Well… we have talked about the “big two”… snapper and shrimp, but there are other popular fin and shellfish harvested from the Gulf of Mexico.  This week we look at my personal favorite… blue crab.

 

Probably like many of you out there, the very first sea creature I ever caught was a blue crab.  It was with one of those classic basket traps where you baited it, lowered to the bottom where you could see, waited until a crab came for the bait, and pulled her in… GREAT fun.  My parents cooked the crab, saved the shell and dated it.  It sat on the cabinet above our breakfast bar for years.  It was something I did every summer off the dock of the house we rented on Pensacola Beach… good times.

 

The thin telson beneath this crab indicates it is a male.  Photo: FWC

The thin telson beneath this crab indicates it is a male.
Photo: FWC

As I got older we switched from crab traps to hand-held crab nets.  We would spend hours searching the grass beds around Gulf Breeze collecting and cleaning these guys.  I remember cleaning over 60 of them once until my hands bled, that was about the time I thought I would let the commercial guys do this and I would just buy it from them!

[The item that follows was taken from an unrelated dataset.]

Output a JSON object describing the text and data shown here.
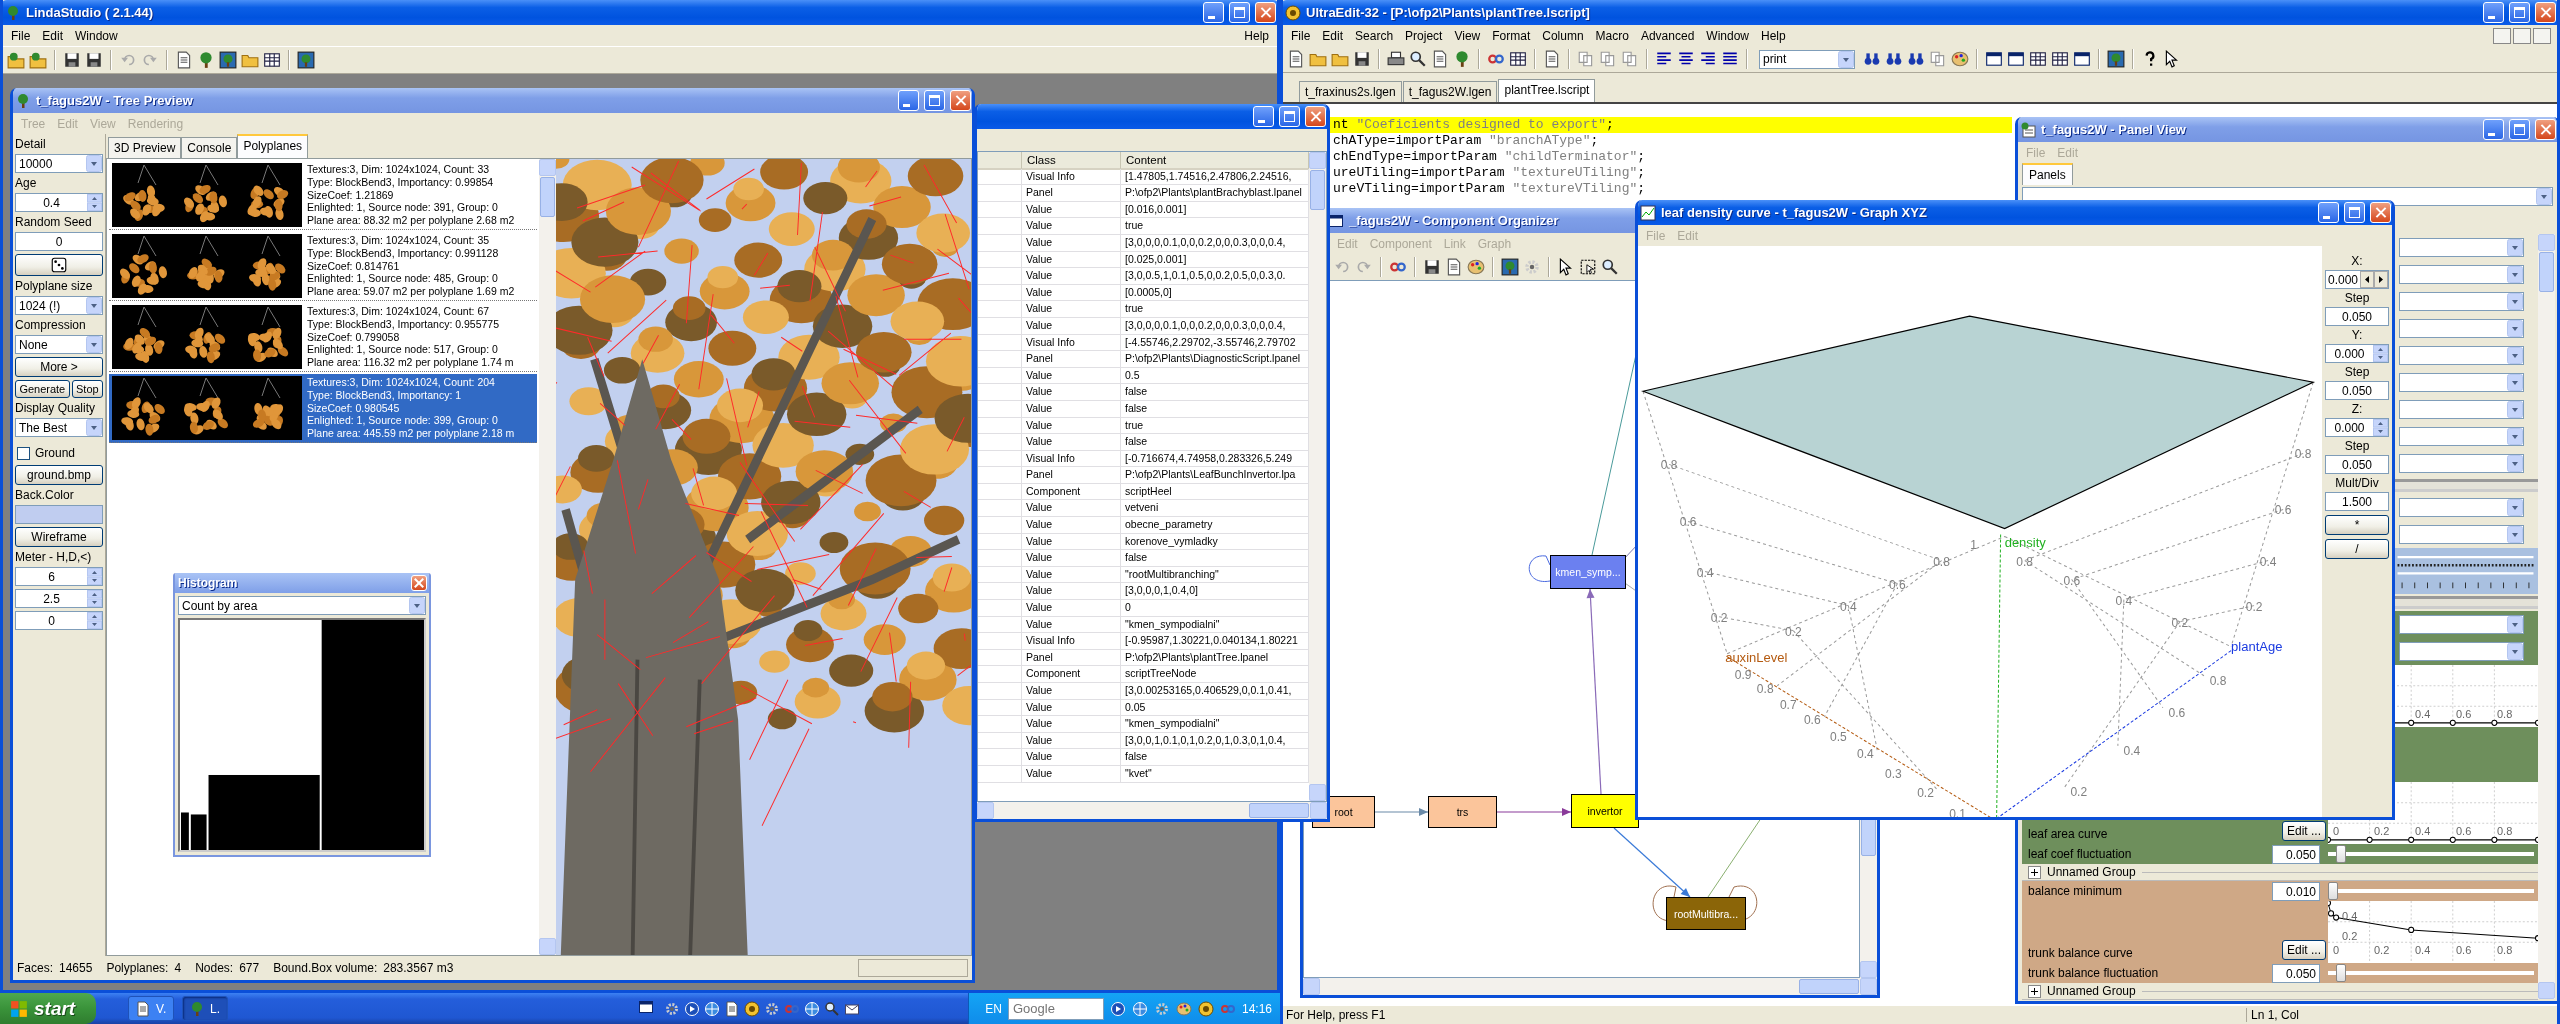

As much fun as I had catching them, I had just as much fun cooking.  My wife and I would make deviled crab and one of my personal favorites of hers, crab meat baked on an English muffin with cheese.  Man o’ man.  What a great creature the crab.

 

There are about 4500 species of “true crabs” found on our planet and many are valuable as a seafood product.  In the Florida Panhandle it is the Blue Crab most seek out.  In recent years commercial and recreational crabbers have noticed a decline in their numbers.  Landings of blue crab ranged between 8 and 12 million pounds in Florida from 1982-1999 and since 2000 the landings have ranged from 4 to 8 million pounds.  Researchers with the Florida Fish and Wildlife Conservation Commission have run several models to determine why the decline in landings has occurred.  Though the decline in the Chesapeake may be due to overfishing, the models do not suggest this for Florida.  They are not sure why the decline has happened but do have data that support the argument that freshwater discharge during heavy rain events does impact their population in a negative way.  Some data suggest the increase in salinity during drought conditions has done the same.  Whatever the reason, many would like to see their numbers rebound to the 12 million lb. landings we had just a few years ago.

 

Blue crabs typically live to be 1-2 years old, though some have been aged to 5 years.  Males prefer the less saline waters of the upper estuary and the females can be found throughout the bay.  Males reproduce more than once in their lives providing the females with a sack of sperm called a spermatophore.  Females mate only once, just after their last molt.  Once she has received the spermatophore she heads for the mouth of the bay where the water is more saline, she may enter the Gulf of Mexico searching for the right habitat.  When she fertilizers her eggs they remain with her as a mass on her underside; the egg mass resembles a sponge.  The larva hatch from this mass and go through several development stages as they re-enter the estuary and begin the cycle again.

Male blue crab

Whatever the reason for their decline, and recent increase in price, these crustaceans remain a Gulf coast favorite and I for one hope they remain around for a long time.